According to Mr Müller, the Polish government “can expand the measures that we have already taken at the EU sanctions level, to the domestic level.” The bill enables the freezing of assets of entities that support Russia.
The bill will enable the Minister of Interior and Administration to draft a list of such entities, followed by sending a diplomatic note to Russia to inform it of withdrawal from an agreement on the support and mutual protection of investments.
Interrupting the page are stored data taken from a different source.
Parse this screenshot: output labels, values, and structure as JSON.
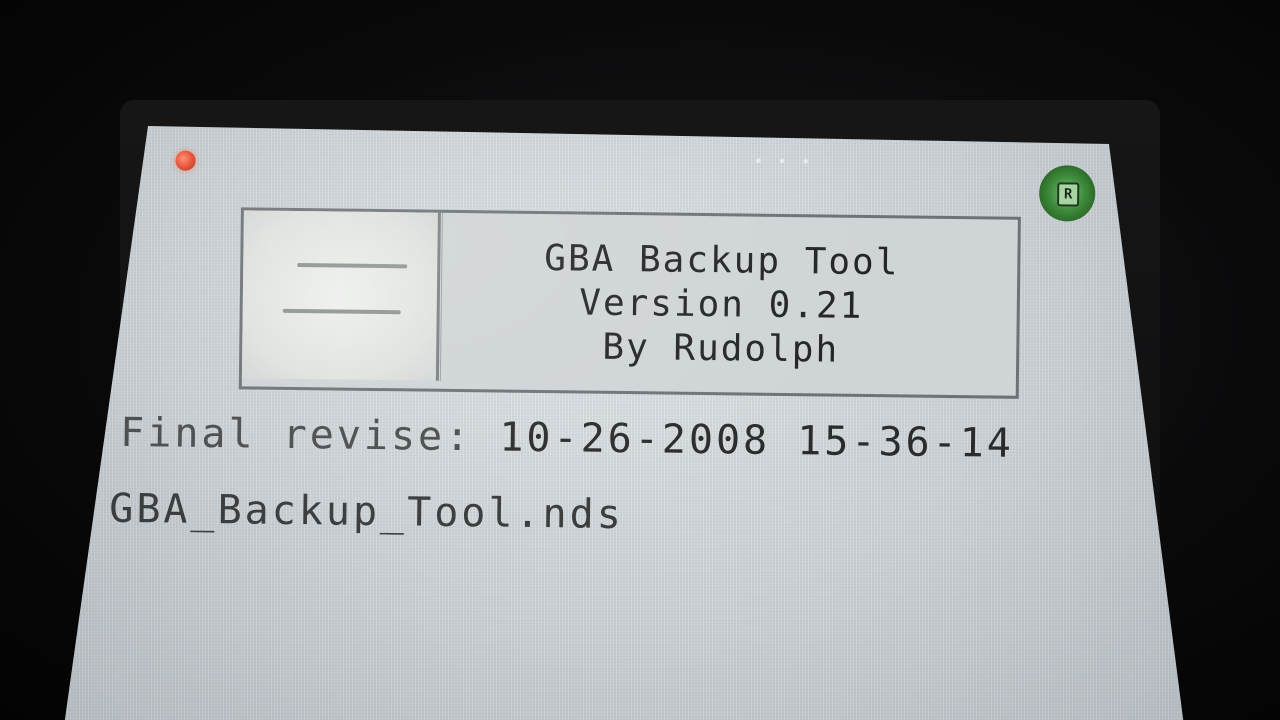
{
  "status": {
    "power_led_color": "#e2462c",
    "r_icon_label": "R",
    "r_icon_color": "#3d8a3a"
  },
  "header": {
    "icon": "cartridge-icon",
    "title": "GBA Backup Tool",
    "version": "Version 0.21",
    "author": "By Rudolph"
  },
  "info": {
    "revise_label": "Final revise:",
    "revise_value": "10-26-2008 15-36-14",
    "filename": "GBA_Backup_Tool.nds"
  }
}
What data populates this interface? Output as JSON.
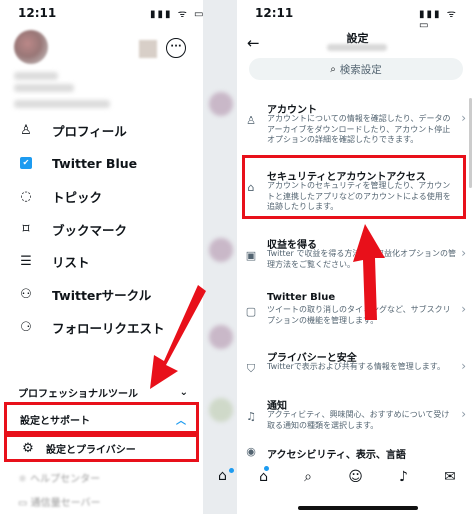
{
  "left": {
    "status_time": "12:11",
    "status_icons": "▮▮▮ ᯤ ▭",
    "more_label": "···",
    "menu": [
      {
        "icon": "person-icon",
        "glyph": "♙",
        "label": "プロフィール"
      },
      {
        "icon": "twitter-blue-icon",
        "glyph": "🐦",
        "label": "Twitter Blue"
      },
      {
        "icon": "topic-icon",
        "glyph": "◌",
        "label": "トピック"
      },
      {
        "icon": "bookmark-icon",
        "glyph": "⌑",
        "label": "ブックマーク"
      },
      {
        "icon": "list-icon",
        "glyph": "☰",
        "label": "リスト"
      },
      {
        "icon": "circle-icon",
        "glyph": "⚇",
        "label": "Twitterサークル"
      },
      {
        "icon": "follow-request-icon",
        "glyph": "⚆",
        "label": "フォローリクエスト"
      }
    ],
    "professional_tools": "プロフェッショナルツール",
    "settings_support": "設定とサポート",
    "settings_privacy": "設定とプライバシー",
    "chevron_down": "⌄",
    "chevron_up": "︿"
  },
  "right": {
    "status_time": "12:11",
    "status_icons": "▮▮▮ ᯤ ▭",
    "back": "←",
    "title": "設定",
    "search_placeholder": "検索設定",
    "items": [
      {
        "icon": "person-icon",
        "glyph": "♙",
        "title": "アカウント",
        "desc": "アカウントについての情報を確認したり、データのアーカイブをダウンロードしたり、アカウント停止オプションの詳細を確認したりできます。"
      },
      {
        "icon": "lock-icon",
        "glyph": "🔒",
        "title": "セキュリティとアカウントアクセス",
        "desc": "アカウントのセキュリティを管理したり、アカウントと連携したアプリなどのアカウントによる使用を追跡したりします。"
      },
      {
        "icon": "money-icon",
        "glyph": "▣",
        "title": "収益を得る",
        "desc": "Twitter で収益を得る方法と、収益化オプションの管理方法をご覧ください。"
      },
      {
        "icon": "twitter-blue-icon",
        "glyph": "▢",
        "title": "Twitter Blue",
        "desc": "ツイートの取り消しのタイミングなど、サブスクリプションの機能を管理します。"
      },
      {
        "icon": "shield-icon",
        "glyph": "⛉",
        "title": "プライバシーと安全",
        "desc": "Twitterで表示および共有する情報を管理します。"
      },
      {
        "icon": "bell-icon",
        "glyph": "♫",
        "title": "通知",
        "desc": "アクティビティ、興味関心、おすすめについて受け取る通知の種類を選択します。"
      },
      {
        "icon": "accessibility-icon",
        "glyph": "◉",
        "title": "アクセシビリティ、表示、言語",
        "desc": ""
      }
    ],
    "chevron": "›",
    "tabs": [
      "⌂",
      "⌕",
      "☺",
      "♪",
      "✉"
    ]
  },
  "colors": {
    "accent": "#1d9bf0",
    "highlight": "#e8101a"
  }
}
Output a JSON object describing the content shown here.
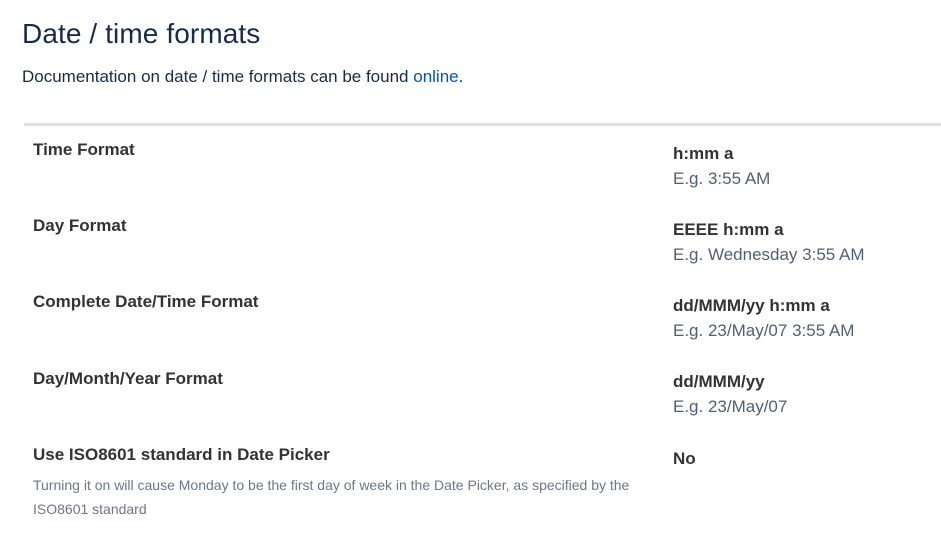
{
  "page": {
    "title": "Date / time formats",
    "intro_text": "Documentation on date / time formats can be found ",
    "intro_link": "online",
    "intro_end": "."
  },
  "settings": [
    {
      "label": "Time Format",
      "value": "h:mm a",
      "example": "E.g. 3:55 AM"
    },
    {
      "label": "Day Format",
      "value": "EEEE h:mm a",
      "example": "E.g. Wednesday 3:55 AM"
    },
    {
      "label": "Complete Date/Time Format",
      "value": "dd/MMM/yy h:mm a",
      "example": "E.g. 23/May/07 3:55 AM"
    },
    {
      "label": "Day/Month/Year Format",
      "value": "dd/MMM/yy",
      "example": "E.g. 23/May/07"
    },
    {
      "label": "Use ISO8601 standard in Date Picker",
      "description": "Turning it on will cause Monday to be the first day of week in the Date Picker, as specified by the ISO8601 standard",
      "value": "No"
    }
  ]
}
As Müller stressed, although the agreement had been originally made back in 1992, it has never actually come into force.
In a final move, the Polish government plans to completely detach itself from dependency on Russian coal, part of which is extracted in the coal-rich eastern Ukrainian region of Donbas, which has been under the control of Russian-backed rebels since 2014. The Polish energy sector is heavily reliant on energy produced from coal, in spite of continued efforts to diversify its energy sector.
While Poland is itself a major coal extractor, Russian-imported coal is cheaper and of better calorific value and produces less ash. In response to Russia’s invasion of Ukraine, Poland, along with other NATO and EU countries, has imposed sweeping sanctions against Russia, and Poland is particularly vehement about targeting Russia’s energy resources, which is the Kremlin’s major source of income.
Last week Poland also expelled 45 Russian diplomats working at the Russian Federation’s embassy in Warsaw, accusing them of espionage. In a conversation with Vladimir Solovyov, a journalist and propagandist working for one of the Kremlin-controlled Russian television channels, the Russian ambassador to Poland Sergei Andreev, said that this may cause the embassy in Poland to temporarily close its operations. He added that Russia will have to reciprocate with a similar move against the Polish embassy in Moscow.